PostgreSQL RLS enforces ownership at the database engine level. A policy such as USING (owner_id = current_setting('app.user_id')::int) makes it structurally impossible to return another user's rows regardless of application code correctness. Even if a developer forgets the WHERE clause, the database rejects the query. RLS cannot be bypassed by application-layer bugs.
Horizontal privilege escalation occurs when a user accesses resources belonging to another user at the same privilege level. User A reads or modifies User B's orders, messages, or profile data. This is the most common IDOR variant — it accounts for the majority of high-severity bug bounty IDOR reports.
Vertical privilege escalation (BFLA — Broken Function Level Authorization) occurs when a regular user invokes endpoints or HTTP methods restricted to admins or higher-privileged roles. The attacker accesses admin dashboards, user management APIs, or audit logs without having the required role. CVE-2025-27507 is a real example: authenticated non-admin ZITADEL users calling Admin API endpoints.
In multi-tenant architectures, an IDOR crossing tenant boundaries exposes an entire organization's dataset rather than one user's records — blast radius is amplified by a factor of thousands. Common failure: WHERE clauses missing tenant_id, or tenant_id accepted as a user-controlled request parameter. CVSS scores for cross-tenant IDOR consistently reach 8.8–9.5.

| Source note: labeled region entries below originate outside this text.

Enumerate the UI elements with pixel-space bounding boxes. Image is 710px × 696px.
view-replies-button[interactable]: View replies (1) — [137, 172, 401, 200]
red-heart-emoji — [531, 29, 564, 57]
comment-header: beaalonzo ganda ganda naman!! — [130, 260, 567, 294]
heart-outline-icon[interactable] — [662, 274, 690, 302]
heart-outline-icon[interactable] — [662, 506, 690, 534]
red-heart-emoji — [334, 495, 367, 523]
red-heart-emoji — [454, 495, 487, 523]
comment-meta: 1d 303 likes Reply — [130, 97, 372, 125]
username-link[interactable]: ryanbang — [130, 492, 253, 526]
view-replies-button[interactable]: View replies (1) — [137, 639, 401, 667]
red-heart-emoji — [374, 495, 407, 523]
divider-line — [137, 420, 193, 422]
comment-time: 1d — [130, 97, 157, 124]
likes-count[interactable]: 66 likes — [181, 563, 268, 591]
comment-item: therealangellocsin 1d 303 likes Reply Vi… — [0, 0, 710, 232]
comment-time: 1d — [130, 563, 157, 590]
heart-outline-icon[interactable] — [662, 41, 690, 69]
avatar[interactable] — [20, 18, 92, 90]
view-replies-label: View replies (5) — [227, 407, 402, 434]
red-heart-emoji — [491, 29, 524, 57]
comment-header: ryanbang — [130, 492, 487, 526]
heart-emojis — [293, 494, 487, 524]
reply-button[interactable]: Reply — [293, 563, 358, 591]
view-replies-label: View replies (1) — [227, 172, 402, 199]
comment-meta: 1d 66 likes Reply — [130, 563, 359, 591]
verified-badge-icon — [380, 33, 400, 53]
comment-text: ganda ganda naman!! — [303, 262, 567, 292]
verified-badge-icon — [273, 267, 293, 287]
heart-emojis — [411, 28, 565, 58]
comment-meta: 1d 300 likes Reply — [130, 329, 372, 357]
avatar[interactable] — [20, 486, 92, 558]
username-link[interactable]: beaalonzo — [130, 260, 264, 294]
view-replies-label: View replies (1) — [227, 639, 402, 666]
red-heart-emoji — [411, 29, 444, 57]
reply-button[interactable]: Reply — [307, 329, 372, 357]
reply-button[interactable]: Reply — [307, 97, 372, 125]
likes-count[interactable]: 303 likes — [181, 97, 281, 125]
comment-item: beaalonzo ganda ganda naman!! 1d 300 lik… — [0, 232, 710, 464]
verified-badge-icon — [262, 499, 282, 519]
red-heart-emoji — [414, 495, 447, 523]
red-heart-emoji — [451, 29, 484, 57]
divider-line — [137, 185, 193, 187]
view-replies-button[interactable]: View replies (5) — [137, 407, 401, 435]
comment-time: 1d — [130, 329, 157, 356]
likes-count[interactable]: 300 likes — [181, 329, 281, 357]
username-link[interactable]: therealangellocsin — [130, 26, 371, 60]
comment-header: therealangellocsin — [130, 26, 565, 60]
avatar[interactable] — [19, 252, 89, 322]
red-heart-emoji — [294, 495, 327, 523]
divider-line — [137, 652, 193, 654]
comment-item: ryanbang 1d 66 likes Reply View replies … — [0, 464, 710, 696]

Partially. DAST tools detect IDOR only with multi-session configuration (two authenticated identities). SAST tools (Semgrep AI, 2025) achieve 22% true positive rate on single-file flows but fail completely when authorization spans multiple files or middleware. Manual two-account testing remains the gold standard. BreachVex automates differential multi-session testing with semantic ownership analysis.
Average IDOR remediation cost is approximately $25,000 (bounty + engineering time). The Optus breach (IDOR, 2022) resulted in an AUD $1.36M regulatory fine. The McDonald's McHire IDOR (July 2025, 64 million records) is the largest known IDOR breach to date. Bug bounty payouts range from $3,000 (typical) to $12,500 (HackerOne report #2122671, GraphQL IDOR).
A typical horizontal IDOR (read-only PII) scores CVSS:3.1/AV:N/AC:L/PR:L/UI:N/S:U/C:H/I:N/A:N = 6.5 High. A write-capable IDOR scores CVSS:3.1/AV:N/AC:L/PR:L/UI:N/S:U/C:H/I:H/A:N = 8.1 High. CVE-2025-27507 (ZITADEL IDOR → full account takeover) scores 9.0 Critical.